Prior to analyzing the justices’ decisions in similar cases, there are a few more general dimensions of interest that begin to paint a picture of a Court that could well hold against the government’s position in this case. A starting point is the view from 10,000 feet. At a very broad level, the IRAP case deals with individuals’ civil liberties in areas of civil rights and due process by examining the rights afforded to individuals attempting to travel into this country. In recent years the Court has ruled much more ideologically liberally in such cases than in the rest of its decision making. Viewing the government’s position as conservative on the ideological spectrum, the Supreme Court Database provides the underlying data, coded to compare the Court’s left-right preferences in these areas from the 2005 through 2015 terms.
While most the Court’s decisions in these two general areas of law skewed liberally, the Court ruled conservatively in an almost equal proportion of all other cases (two percent of these cases could not be clearly characterized on this ideological spectrum). With an established propensity to rule in an ideologically liberal fashion in such cases, a second general question is how the justices have ruled in cases argued by the incumbent administration’s attorneys.
With President Trump only in office for a portion of the Court’s most recent term, this determination is still rather rudimentary. While the Obama administration filed many of the cert petitions in the government’s cases for the term, the current Justice Department could choose to position itself differently in cases than its predecessor as it did in the transgender bathroom case Gloucester v. G.G.
The next figure looks at the justices’ votes in cases argued by the current administration’s attorneys where the United States or Department of Justice was a merits party. With the caveat that the current administration did not have the level of involvement in these cases as it will have in cases the Court hears in the forthcoming term, the justices’ positions are still generally discernible.

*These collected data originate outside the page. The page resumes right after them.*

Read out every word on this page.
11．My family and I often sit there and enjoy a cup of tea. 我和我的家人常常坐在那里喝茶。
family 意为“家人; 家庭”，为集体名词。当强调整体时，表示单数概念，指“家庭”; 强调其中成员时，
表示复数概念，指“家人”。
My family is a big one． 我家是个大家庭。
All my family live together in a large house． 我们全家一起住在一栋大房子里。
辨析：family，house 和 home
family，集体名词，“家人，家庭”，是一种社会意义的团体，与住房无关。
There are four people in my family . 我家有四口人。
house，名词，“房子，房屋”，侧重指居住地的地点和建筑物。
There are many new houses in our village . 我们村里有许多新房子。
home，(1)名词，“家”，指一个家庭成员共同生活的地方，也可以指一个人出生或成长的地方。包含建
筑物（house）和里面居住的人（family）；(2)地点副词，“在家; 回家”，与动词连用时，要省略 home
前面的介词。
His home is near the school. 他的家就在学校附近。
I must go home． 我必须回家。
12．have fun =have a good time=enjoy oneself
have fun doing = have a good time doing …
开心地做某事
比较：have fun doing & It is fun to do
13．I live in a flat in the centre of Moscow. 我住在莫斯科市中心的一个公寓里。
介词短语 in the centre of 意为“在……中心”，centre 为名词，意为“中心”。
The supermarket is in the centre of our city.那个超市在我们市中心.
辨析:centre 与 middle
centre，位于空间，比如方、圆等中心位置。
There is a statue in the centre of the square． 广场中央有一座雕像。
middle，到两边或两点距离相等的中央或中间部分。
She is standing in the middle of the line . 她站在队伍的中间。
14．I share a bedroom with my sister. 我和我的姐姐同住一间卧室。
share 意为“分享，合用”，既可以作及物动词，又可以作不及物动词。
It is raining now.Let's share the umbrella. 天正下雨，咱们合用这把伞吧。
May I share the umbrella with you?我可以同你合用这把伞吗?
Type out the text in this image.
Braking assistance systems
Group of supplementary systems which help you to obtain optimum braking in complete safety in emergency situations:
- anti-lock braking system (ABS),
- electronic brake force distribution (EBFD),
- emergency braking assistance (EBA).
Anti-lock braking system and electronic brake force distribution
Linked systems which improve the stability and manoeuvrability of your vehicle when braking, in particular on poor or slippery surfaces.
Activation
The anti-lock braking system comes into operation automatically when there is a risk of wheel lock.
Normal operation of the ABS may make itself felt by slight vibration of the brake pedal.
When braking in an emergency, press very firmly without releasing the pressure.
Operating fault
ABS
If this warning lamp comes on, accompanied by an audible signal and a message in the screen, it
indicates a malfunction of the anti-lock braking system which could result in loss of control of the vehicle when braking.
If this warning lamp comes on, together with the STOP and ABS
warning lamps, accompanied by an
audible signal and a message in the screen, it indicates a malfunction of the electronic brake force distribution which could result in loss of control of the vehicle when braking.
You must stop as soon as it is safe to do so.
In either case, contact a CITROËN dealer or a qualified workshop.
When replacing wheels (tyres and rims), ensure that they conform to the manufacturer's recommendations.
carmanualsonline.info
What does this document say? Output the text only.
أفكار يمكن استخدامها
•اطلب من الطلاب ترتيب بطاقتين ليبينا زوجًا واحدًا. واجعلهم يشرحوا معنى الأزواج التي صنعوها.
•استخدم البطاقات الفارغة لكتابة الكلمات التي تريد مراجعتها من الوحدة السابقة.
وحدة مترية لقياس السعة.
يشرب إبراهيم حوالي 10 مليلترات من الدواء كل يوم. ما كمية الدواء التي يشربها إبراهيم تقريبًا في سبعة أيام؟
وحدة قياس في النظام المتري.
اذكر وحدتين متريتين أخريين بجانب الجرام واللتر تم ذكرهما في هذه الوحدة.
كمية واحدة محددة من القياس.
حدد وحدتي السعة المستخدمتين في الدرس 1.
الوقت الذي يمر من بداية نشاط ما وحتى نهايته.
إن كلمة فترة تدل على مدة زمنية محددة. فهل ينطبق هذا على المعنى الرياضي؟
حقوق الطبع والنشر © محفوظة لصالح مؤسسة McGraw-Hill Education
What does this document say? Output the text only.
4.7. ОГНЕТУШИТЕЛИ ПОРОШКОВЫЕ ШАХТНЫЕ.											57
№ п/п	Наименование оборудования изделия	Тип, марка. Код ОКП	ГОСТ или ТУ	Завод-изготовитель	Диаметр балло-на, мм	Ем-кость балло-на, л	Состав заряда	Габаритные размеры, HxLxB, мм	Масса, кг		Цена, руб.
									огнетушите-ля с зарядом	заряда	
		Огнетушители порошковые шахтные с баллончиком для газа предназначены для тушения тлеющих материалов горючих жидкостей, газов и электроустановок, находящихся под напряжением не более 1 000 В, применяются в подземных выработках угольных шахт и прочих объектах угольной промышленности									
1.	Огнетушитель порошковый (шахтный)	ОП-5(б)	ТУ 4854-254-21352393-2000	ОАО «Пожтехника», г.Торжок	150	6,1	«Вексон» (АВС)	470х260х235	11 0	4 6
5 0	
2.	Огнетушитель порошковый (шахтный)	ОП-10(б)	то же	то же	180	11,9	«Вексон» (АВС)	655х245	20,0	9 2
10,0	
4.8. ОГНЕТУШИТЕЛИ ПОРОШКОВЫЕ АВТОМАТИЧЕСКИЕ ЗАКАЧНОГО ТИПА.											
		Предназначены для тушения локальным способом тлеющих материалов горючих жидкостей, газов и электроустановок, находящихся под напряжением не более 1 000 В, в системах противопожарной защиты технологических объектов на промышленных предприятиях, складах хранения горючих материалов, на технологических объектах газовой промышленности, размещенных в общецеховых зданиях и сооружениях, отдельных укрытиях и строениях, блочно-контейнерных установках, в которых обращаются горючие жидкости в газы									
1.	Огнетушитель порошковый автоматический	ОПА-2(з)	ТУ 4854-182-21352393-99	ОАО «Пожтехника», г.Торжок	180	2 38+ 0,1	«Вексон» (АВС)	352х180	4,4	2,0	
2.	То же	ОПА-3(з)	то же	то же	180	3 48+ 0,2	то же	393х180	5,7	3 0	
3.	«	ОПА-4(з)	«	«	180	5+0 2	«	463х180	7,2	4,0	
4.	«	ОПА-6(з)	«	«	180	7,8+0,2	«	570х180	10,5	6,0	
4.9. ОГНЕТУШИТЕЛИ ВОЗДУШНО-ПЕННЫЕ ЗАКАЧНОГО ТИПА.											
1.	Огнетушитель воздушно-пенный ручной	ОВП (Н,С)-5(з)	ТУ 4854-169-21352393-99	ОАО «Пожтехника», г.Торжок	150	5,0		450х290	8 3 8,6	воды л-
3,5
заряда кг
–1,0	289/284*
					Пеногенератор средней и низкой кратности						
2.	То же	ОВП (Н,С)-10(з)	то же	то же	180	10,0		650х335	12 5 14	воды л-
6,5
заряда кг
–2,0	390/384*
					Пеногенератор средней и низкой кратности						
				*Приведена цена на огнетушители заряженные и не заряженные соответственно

The Court ruled unanimously against the government’s position in most of the seven cases. Six of the seven majority decisions were against the government’s position. In the one case where the Court ruled for the government, Justices Kagan and Ginsburg, two of the more liberal justices on the court, dissented. That case, Turner v. U.S., dealt with instances of the government’s undisclosed impeachment evidence in criminal cases and how this may weigh on juries’ verdicts.
These first two dimensions explored above, general ideological and votes on cases argued by current administration attorneys, suggest preliminarily that the justices may be willing to invalidate the executive order in this case. The justices’ decisions in related cases provide more credence to this argument.
Decided cases that may help convey the justices’ views in this instance clarified rights of individuals where the extent of Constitutional protection was in question. This set of cases could be easily extended or curtailed but most importantly the justices’ votes and views in the cases, were only examined once the cases were already selected. The primary selection criteria were cases decide after the year 2000 that described the rights of immigrants or immigration in the case syllabus. Cases that were poor matches were then removed. The time period allows us to look at some of the longer sitting justices’ voting behavior prior to the Roberts Court.
The following figure presents a broad outline of the Court’s determinations in these cases breaking the cases down by year, party of the incumbent president, and whether the Court sided with or against the government.
Under this lay of the land, the Court ruled eighteen times against the government and ten times in the government’s favor. This includes eleven times or 61% of the time against the government and seven times for the government under President Obama and against the government’s position in seven of ten cases or 70% of the time under the combination of Presidents Trump and George W. Bush.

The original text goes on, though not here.